In her new role, Ms. Cohan will succeed Christina Smedley, who recently left Edelman to join Paypal as VP of global communications. Edelman's consumer practice -- which makes up 27% of the firm's business and touts 887 employees globally -- is a key driver of revenue for the independent agency.

Ms. Cohan is currently a managing director working out of GolinHarris' New York office. Prior to joining the Interpublic Group of Cos' agency seven years ago, she worked at WPP's Cohn & Wolfe. There, she had served as both deputy managing director in Cohn & Wolfe's London office as well as consumer practice lead in New York.

"We are grateful for all Jen's done for us, and wish her well," a GolinHarris spokeswoman said.

Alan VanderMolen, vice chairman of Edelman holding company Daniel J. Edelman, explained that they were seeking a senior executive who had lived and worked abroad to fill Ms. Smedley's shoes. "That ticked a big box for us," he told Ad Age . "We were also interested in someone with experience working with CMOs and brand PR people. She's got an incredible track record in doing both of those things."

"We're most interested in views on what's happening in the brand PR space," he added. "That's our heritage."

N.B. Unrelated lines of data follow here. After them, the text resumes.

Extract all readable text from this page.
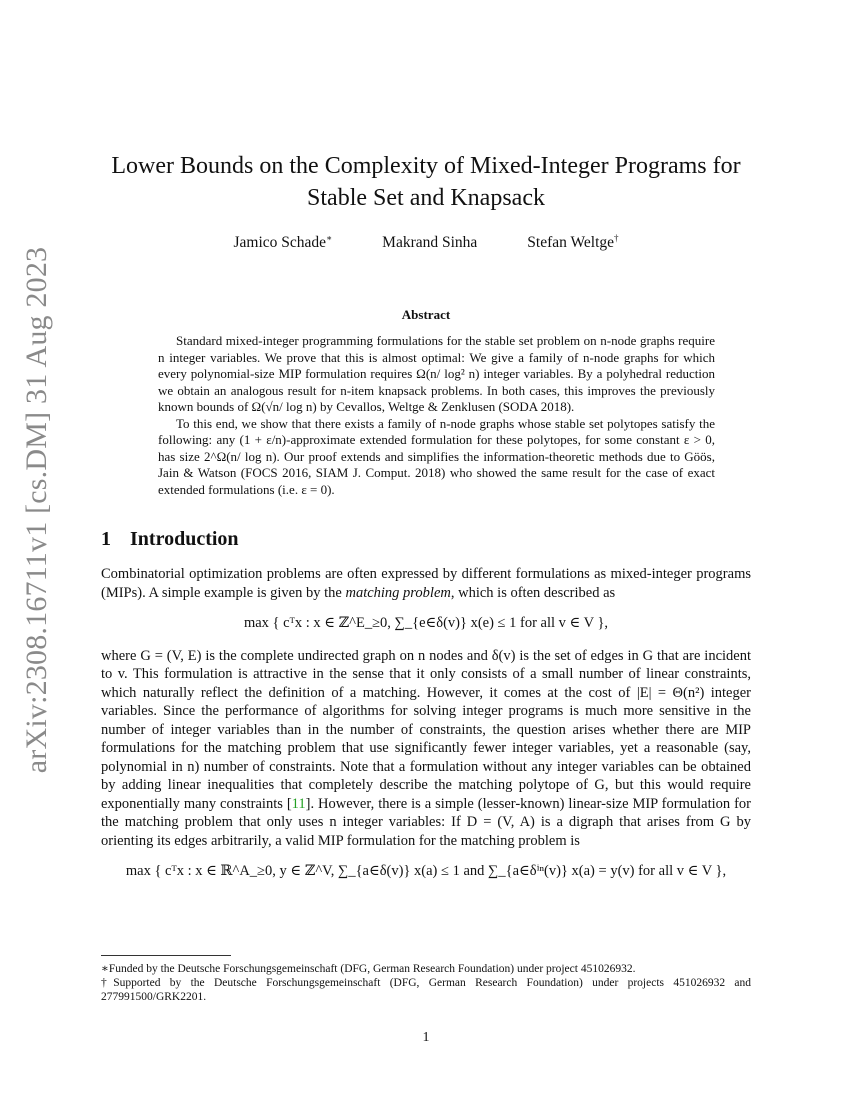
arXiv:2308.16711v1 [cs.DM] 31 Aug 2023
Lower Bounds on the Complexity of Mixed-Integer Programs for
Stable Set and Knapsack
Jamico Schade∗	Makrand Sinha	Stefan Weltge†
Abstract

Standard mixed-integer programming formulations for the stable set problem on n-node graphs require n integer variables. We prove that this is almost optimal: We give a family of n-node graphs for which every polynomial-size MIP formulation requires Ω(n/ log² n) integer variables. By a polyhedral reduction we obtain an analogous result for n-item knapsack problems. In both cases, this improves the previously known bounds of Ω(√n/ log n) by Cevallos, Weltge & Zenklusen (SODA 2018).

To this end, we show that there exists a family of n-node graphs whose stable set polytopes satisfy the following: any (1 + ε/n)-approximate extended formulation for these polytopes, for some constant ε > 0, has size 2^Ω(n/ log n). Our proof extends and simplifies the information-theoretic methods due to Göös, Jain & Watson (FOCS 2016, SIAM J. Comput. 2018) who showed the same result for the case of exact extended formulations (i.e. ε = 0).

1 Introduction

Combinatorial optimization problems are often expressed by different formulations as mixed-integer programs (MIPs). A simple example is given by the matching problem, which is often described as

max { cᵀx : x ∈ ℤ^E_≥0, ∑_{e∈δ(v)} x(e) ≤ 1 for all v ∈ V },

where G = (V, E) is the complete undirected graph on n nodes and δ(v) is the set of edges in G that are incident to v. This formulation is attractive in the sense that it only consists of a small number of linear constraints, which naturally reflect the definition of a matching. However, it comes at the cost of |E| = Θ(n²) integer variables. Since the performance of algorithms for solving integer programs is much more sensitive in the number of integer variables than in the number of constraints, the question arises whether there are MIP formulations for the matching problem that use significantly fewer integer variables, yet a reasonable (say, polynomial in n) number of constraints. Note that a formulation without any integer variables can be obtained by adding linear inequalities that completely describe the matching polytope of G, but this would require exponentially many constraints [11]. However, there is a simple (lesser-known) linear-size MIP formulation for the matching problem that only uses n integer variables: If D = (V, A) is a digraph that arises from G by orienting its edges arbitrarily, a valid MIP formulation for the matching problem is

max { cᵀx : x ∈ ℝ^A_≥0, y ∈ ℤ^V, ∑_{a∈δ(v)} x(a) ≤ 1 and ∑_{a∈δⁱⁿ(v)} x(a) = y(v) for all v ∈ V },

∗Funded by the Deutsche Forschungsgemeinschaft (DFG, German Research Foundation) under project 451026932.

†Supported by the Deutsche Forschungsgemeinschaft (DFG, German Research Foundation) under projects 451026932 and 277991500/GRK2201.

1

Ms. Cohan will oversee the group operationally and also work closely with a few yet-to-be-determined clients (all senior executives at Edelman commit to devoting about 30% of their time directly to client work, Mr. VanderMolen said). "The question is , which clients will she have a great affinity for and which will have a great affinity for her," Mr. VanderMolen said.

The timing of Ms. Cohan's departure from GolinHarris isn't ideal. It comes just as the dust begins to settle on the firm's "G4" structure, which a year and a half ago flattened the organization, removed generalist roles and whittled down 12 layers of titles to five. Ad Age recently reported that the model is serving the agency well in terms of new business but the shop still faces some challenges on the talent front.